Neither the matrix protein citrate synthase, nor the inter membrane space protein cytochrome c were significantly affected by KCl washes, with and without digitonin treatment, indicating that the dose of digitonin used did not compromise the integrity of the mitochondrial outer and inner membranes. Taken together, these results suggested that a portion of the protein was peripherally associated with brain mitochondria, presumably through electrostatic interactions.

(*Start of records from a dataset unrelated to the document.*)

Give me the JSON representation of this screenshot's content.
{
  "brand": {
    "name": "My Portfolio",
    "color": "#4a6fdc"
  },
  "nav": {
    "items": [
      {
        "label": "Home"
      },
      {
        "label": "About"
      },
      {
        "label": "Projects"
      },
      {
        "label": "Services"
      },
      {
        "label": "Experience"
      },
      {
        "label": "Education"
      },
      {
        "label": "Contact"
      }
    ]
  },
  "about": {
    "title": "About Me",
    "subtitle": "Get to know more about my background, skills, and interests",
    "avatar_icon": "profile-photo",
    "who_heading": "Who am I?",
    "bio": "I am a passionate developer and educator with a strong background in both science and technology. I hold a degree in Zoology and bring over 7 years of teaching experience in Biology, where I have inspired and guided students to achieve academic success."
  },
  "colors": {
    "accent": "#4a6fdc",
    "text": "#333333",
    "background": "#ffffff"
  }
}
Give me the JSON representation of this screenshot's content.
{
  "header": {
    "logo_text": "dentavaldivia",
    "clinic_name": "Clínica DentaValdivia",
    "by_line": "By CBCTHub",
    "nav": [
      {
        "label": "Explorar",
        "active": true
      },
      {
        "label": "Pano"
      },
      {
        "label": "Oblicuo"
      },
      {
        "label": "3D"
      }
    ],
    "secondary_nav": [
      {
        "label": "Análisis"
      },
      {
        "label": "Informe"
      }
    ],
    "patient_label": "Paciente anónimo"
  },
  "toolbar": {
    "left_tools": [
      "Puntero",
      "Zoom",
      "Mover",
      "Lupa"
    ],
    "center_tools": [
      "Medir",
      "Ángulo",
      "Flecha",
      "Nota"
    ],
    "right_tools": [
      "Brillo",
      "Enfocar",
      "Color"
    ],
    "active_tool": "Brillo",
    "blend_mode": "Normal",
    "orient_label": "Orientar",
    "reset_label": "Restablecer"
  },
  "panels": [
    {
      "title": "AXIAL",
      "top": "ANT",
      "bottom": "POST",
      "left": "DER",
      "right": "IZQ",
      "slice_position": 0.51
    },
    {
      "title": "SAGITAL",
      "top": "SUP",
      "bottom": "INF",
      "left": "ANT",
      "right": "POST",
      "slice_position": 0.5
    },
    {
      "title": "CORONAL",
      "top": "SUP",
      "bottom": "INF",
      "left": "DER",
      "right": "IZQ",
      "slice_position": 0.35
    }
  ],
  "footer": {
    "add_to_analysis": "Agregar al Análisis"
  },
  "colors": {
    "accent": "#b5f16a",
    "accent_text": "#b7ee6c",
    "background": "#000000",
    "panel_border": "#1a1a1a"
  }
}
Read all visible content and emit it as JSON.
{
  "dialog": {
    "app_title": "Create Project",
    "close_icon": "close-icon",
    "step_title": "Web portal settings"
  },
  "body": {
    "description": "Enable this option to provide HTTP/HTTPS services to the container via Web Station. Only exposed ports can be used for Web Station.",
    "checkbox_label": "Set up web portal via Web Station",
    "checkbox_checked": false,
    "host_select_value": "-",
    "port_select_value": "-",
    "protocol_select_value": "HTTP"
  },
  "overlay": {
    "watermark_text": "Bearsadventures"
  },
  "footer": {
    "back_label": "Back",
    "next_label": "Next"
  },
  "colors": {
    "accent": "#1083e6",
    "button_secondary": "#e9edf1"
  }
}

Because it was proposed that TDP-43 in mitochondria results in downregulation of respiratory chain proteins, specifically complex I [14], we assessed the levels of respiratory chain complex subunits in gradient-purified brain mitochondrial fractions of WT and TDP-43^A315T, using a specific antibody cocktail. The levels of individual subunits of OXPHOS complexes I-V were unchanged in TDP-43^A315T mitochondria, relative to N-Tg controls (Fig. 7f), suggesting that mutant TDP-43 associated with brain mitochondria did not affect respiratory chain subunit levels.